During the appearance before the Committee, fish maw exporters decried what they described as the continued militarization of the enforcement mechanism in the fisheries sector through the re-introducing UPDF who they say, lack technical expertise in fisheries matters, policing and have been on record of torturing maiming and destroying property with impunity in total disregard of law.
Sarah Babirye, fish trader in Katosi landing site in Mukono narrated her ordeal accusing the army of confiscating her merchandise on three occasions, despite being in possession of valid trading license.
She added that when she tried following up on her matter, the soldier from UPDF warned her that anyone caught trading in smoked fish is equivalent to a person arrested with marijuana.
The fish maw traders also called on Uganda’s Parliament to harmonise its tax laws on fish maw with other member states of the east African Community, arguing that the decision by Uganda to impose 8% tax on each kilogram of fish maw exported has sent some traders out of Uganda.
“Uganda has introduced 8% on fish maw, Tanzania is charging 3%, Kenya isn’t charging at all. Let us have all these harmonized so that we can be at pace with the other East African nations. It is really killing business, many of the processors have moved to where they find it convenient to conduct business,” said Mutebi.
Some of the fish maw traders asked the Committee to first halt scrutiny of the Fisheries and Aquaculture Bill 2021 to allow the fishing community familiarize themselves with a number of clauses, citing many of the players in the sector being ignorant.
Jackson Iga Musisi, member of the Association said, “This Bill if possible, first suspend it for two years because ignorance of the law doesn’t avail any excuse and yet we fishermen, we are very ignorant about the law. We need to go through this bill thoroughly and we understand the real scope of the bill,”
While submitting their views on the Bill, the Association called for deletion of 12 clauses, out of the 140 clauses of the Bill, a suggestion that prompted Janet Okori-moe, Chairperson Agriculture Committee to ask why the Association went for the last resort of deletion instead of finding common ground with Government.
The fish maw traders in Clause 13(2) of the Bill are calling for the Fisheries Monitoring Control and Surveillance Unit to comprise of persons appointed by Public Service and trained by Uganda Police in investigations, human rights and the Directorate of Fisheries shall conduct further training of the recruited surveillenca team in fisheries matter.
They opposed the proposal of having UPDF take charge of security of Uganda lakes arguing that the Army lack training in fisheries matters and have been involved in gross shuman rights violations like murders and setting on fire items used in fishing.

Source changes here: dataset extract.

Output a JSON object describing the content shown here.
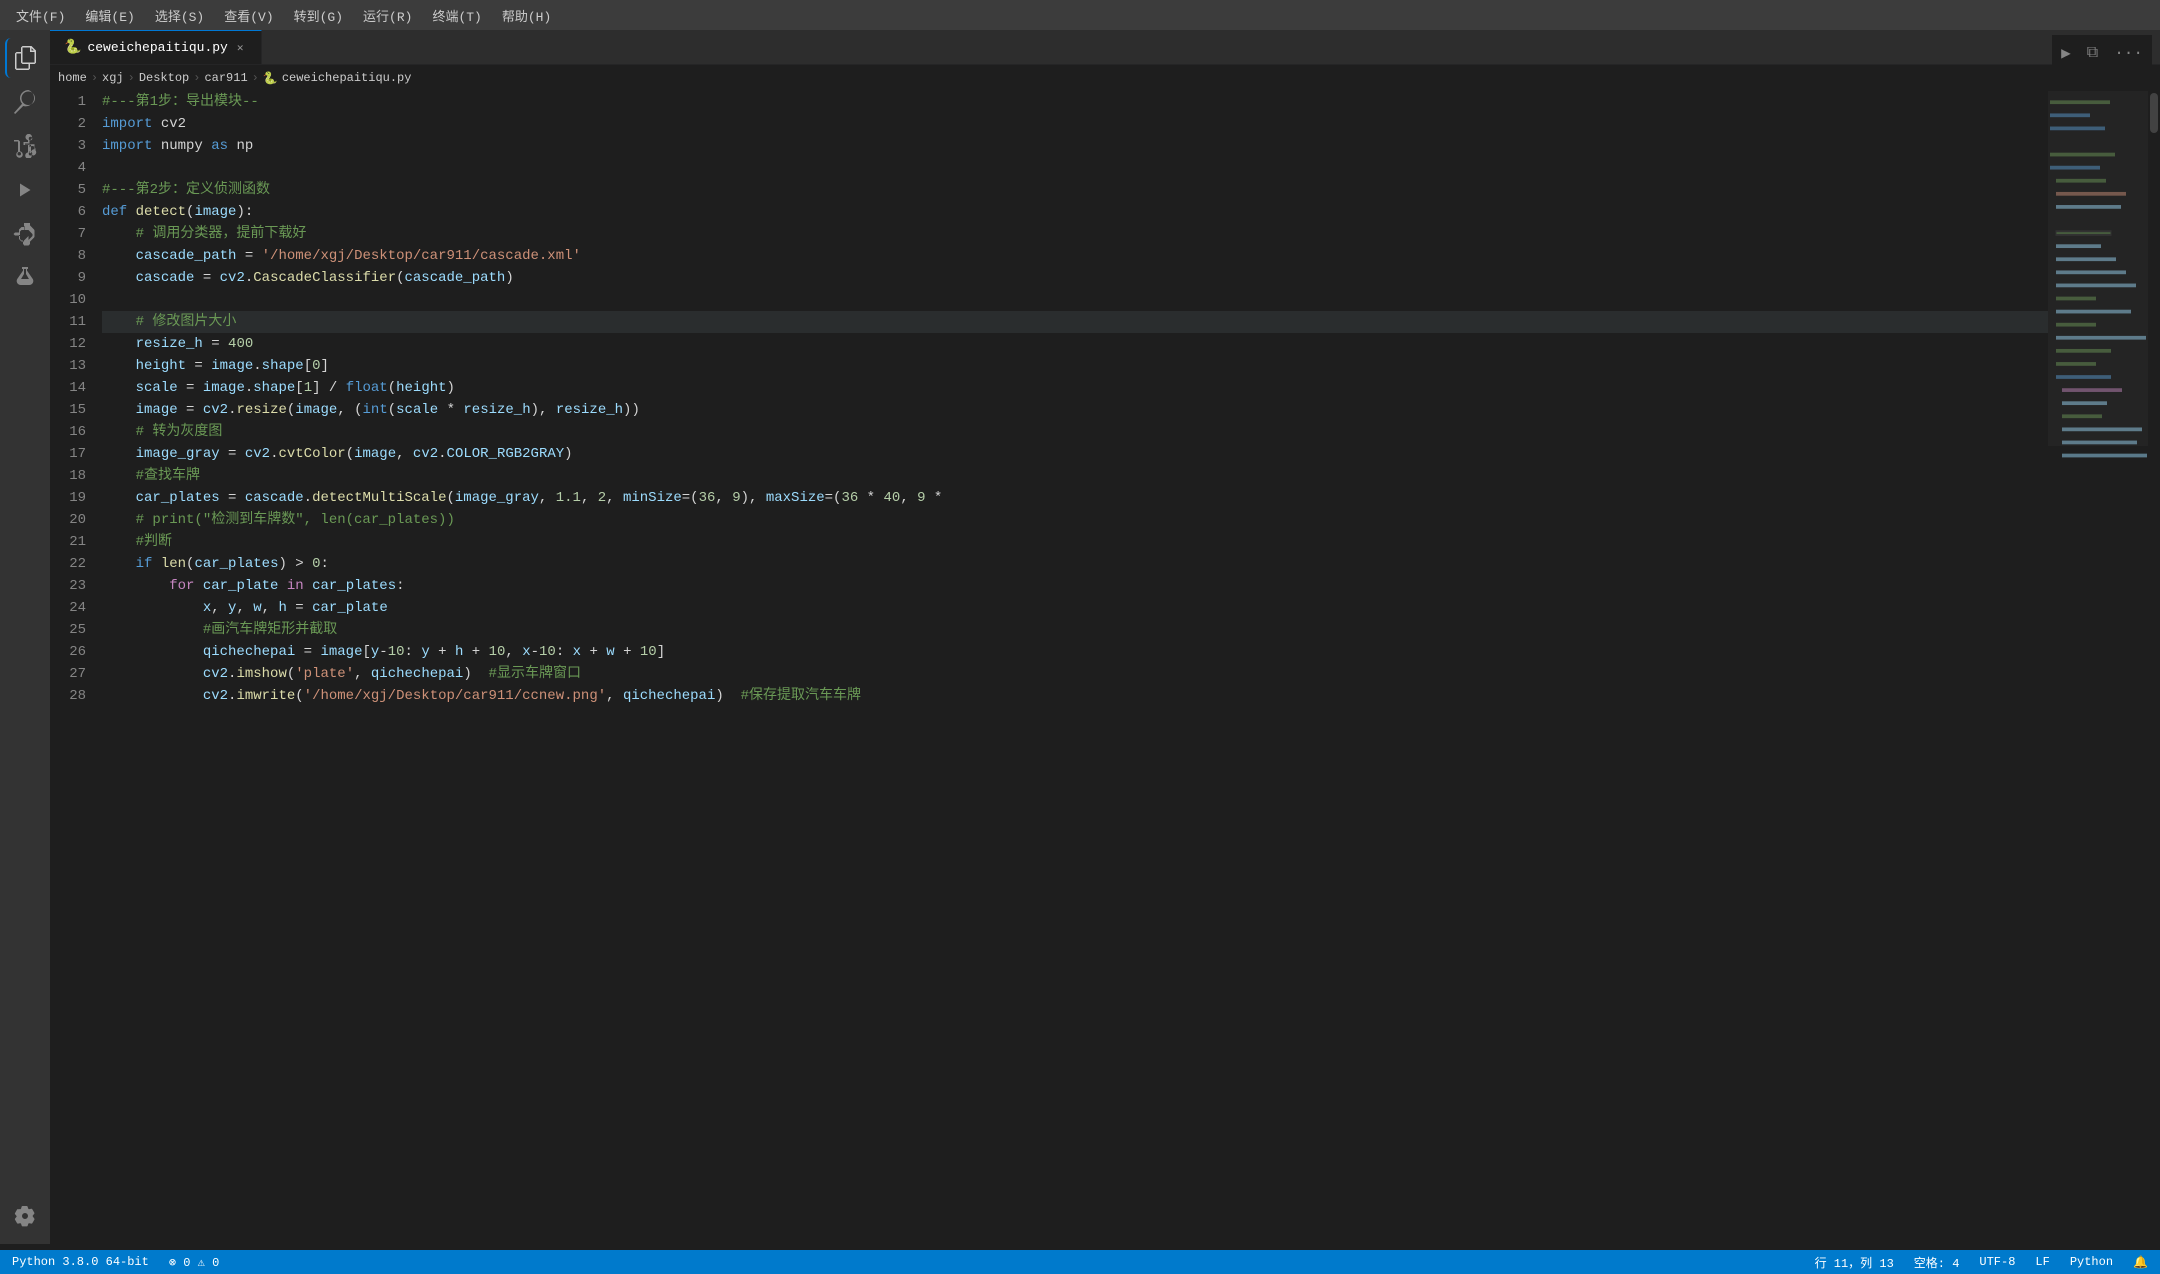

The fish maw traders also described as realistic charges spelt out in the bill like the fine of Shs200m, for anyone found fishing without a license or using banned gears, saying these fines are abnormal.
The Association is also calling for Fist Tribunals to deal with disputes unlike in the current trends where cases are handled in Kampala.
They also rejected the proposal to have all fish processed in factories warning that the proposal if approved will lock out majority of indigenous Ugandan from exporting fish or fisheries products, describing the proposal as an underground policy to limit fish business to only foreign investors owning factories.